Laviamo delicatamente i petali di rose, li scoliamo per bene e li uniamo alle mele insieme all’acqua e la stecca di vaniglia aperta, copriamo col coperchio o un piatto e lasciamo riposare per un paio d’ore. Mettiamo la pentola sul fuoco possibilmente con una piastra sotto per evitare che la composta possa attaccare, lasciamo bollire per qualche minuto, uniamo il miele, il cucchiaino di agar agar e facciamo cuocere mescolando, se c’è bisogno schiumando. Quando le mele si presentano morbide, frulliamo ad immersione e finiamo di cuocere fino alla consistenza di una purea. A me piace far riposare per una notte, sia le marmellate che le composte perché da fredde posso capirne meglio la consistenza, se giusta riporto sul fuoco fino al bollore ed invaso subito, se invece risulta ancora liquida, faccio bollire per alcuni minuti ed invaso sui vasetti sterilizzati in forno a 100 gr per una 15 minuti.

In questa preparazione non c’è lo zucchero, c’è il miele ed meno dolce delle marmellate quindi io consiglio la sterilizzazione in pentola mettendo i vasetti e alcuni strofinacci partendo dall’acqua fredda, portando a bollore per una trenta minuti e lasciando freddare la preparazione dentro la pentola. Così siamo sicuri che la composta non si rovini. Una volta aperto un vasetto riponiamolo in frigo. La composta è ottima sul pane, con i formaggi freschi e stagionati, mescolata a yogurt greco bianco da gustare come una crema gelata oppure nella cheesecake sempre con creme di formaggio cremoso o pasticcera. A voi la scelta! Io la trovo deliziosa!

Buona vita, buona composta di petali di rose!

Crema di melagrane croccante con granella di fave tostate di cacao ed agar agar

Non è una marmellata, non è una confettura ma una deliziosa, profumata e croccante crema da mangiare così com’è o per farcire torte o da gustare con lo yogurt bianco o con la ricotta.
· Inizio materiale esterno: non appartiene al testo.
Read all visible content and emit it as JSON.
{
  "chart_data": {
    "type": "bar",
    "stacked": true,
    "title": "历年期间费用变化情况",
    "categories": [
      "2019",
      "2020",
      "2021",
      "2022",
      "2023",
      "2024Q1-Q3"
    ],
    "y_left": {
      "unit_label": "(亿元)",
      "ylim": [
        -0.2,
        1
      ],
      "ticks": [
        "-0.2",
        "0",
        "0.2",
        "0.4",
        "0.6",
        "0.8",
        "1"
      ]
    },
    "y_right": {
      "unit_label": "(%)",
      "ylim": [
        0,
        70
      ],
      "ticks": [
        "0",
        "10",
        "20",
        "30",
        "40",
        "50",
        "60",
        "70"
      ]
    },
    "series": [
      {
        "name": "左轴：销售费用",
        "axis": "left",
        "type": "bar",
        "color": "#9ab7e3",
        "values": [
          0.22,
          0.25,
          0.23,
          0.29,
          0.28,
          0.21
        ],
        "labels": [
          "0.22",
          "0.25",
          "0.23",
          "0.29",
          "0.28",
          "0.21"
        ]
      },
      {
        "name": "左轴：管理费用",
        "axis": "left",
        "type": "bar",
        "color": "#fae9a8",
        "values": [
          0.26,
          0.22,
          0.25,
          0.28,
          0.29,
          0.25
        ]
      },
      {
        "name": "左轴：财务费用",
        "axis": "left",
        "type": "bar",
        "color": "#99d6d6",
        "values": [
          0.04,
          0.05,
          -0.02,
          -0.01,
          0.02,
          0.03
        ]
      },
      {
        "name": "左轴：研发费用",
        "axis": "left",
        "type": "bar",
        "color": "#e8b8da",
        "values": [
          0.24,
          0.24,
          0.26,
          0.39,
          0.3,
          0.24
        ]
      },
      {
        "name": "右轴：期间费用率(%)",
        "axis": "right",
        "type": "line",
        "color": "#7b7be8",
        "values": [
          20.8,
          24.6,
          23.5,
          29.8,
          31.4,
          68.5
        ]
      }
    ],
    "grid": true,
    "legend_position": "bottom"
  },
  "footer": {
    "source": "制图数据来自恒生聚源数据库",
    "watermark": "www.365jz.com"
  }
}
Per le crostate è consigliabile cuocerle col guscio in bianco e poi spalmare la crema senza farla cuocere per far sì che non perda l’aroma e la croccantezza della granella di fave tostate di cacao.

Ingredienti e preparazione

Un chilo e tre grammi di chicchi di melagrana puliti, stando attenti a togliere ogni eventuale pellicina che renderebbe amara la crema. Questa operazione si fa bene dentro una ciotola con l’acqua. Scoliamo bene i chicchi e mettiamoli in una pentola con 200 gr di acqua, uniamo il succo di due limoni, e facciamo scottare fino al primo bollore. Spegniamo il fuoco e lasciamo così per una notte. Il giorno dopo per facilitare l’operazione, prima frulliamo ad immersione poi con un po’ di pazienza, passiamo il tutto col passaverdura, in questo modo non avremo i semini frantumati fra i denti una volta cotta. Poi rimettiamo il tutto nella pentola con 340 gr di zucchero integrale di canna, mescoliamo e lasciamo cuocere le melagrane. Quando comincia a bollire uniamo 6 gr di polvere di agar agar, mescoliamo per far sciogliere bene l’addensante e lasciamo cuocere per altri 20 minuti. La crema finché è calda si presenta liquida, ma una volta fredda risulta come una crema. Possiamo aumentare di un grammo o due di polvere di agar agar, però io, con 6 gr. ho ottenuto una bella crema. Fate voi a vostro piacere. Ora prima di invasare la preparazione uniamo a piacere le fave tostate di cacao. Chiudiamo con i loro coperchi e se vi piace metteteli sotto sopra per il sottovuoto. Io non l’ho fatto, l’ho lasciati freddare coperti da uno spesso canovaccio. Quando la gusterete, una volta aperto il vasetto, mantenetelo in frigo e consumatelo in pochi giorni. Sarà un bel regalo per il prossimo S. Natale.

Buona vita ❤️e buona crema di melagrane con le fave tostate di cacao.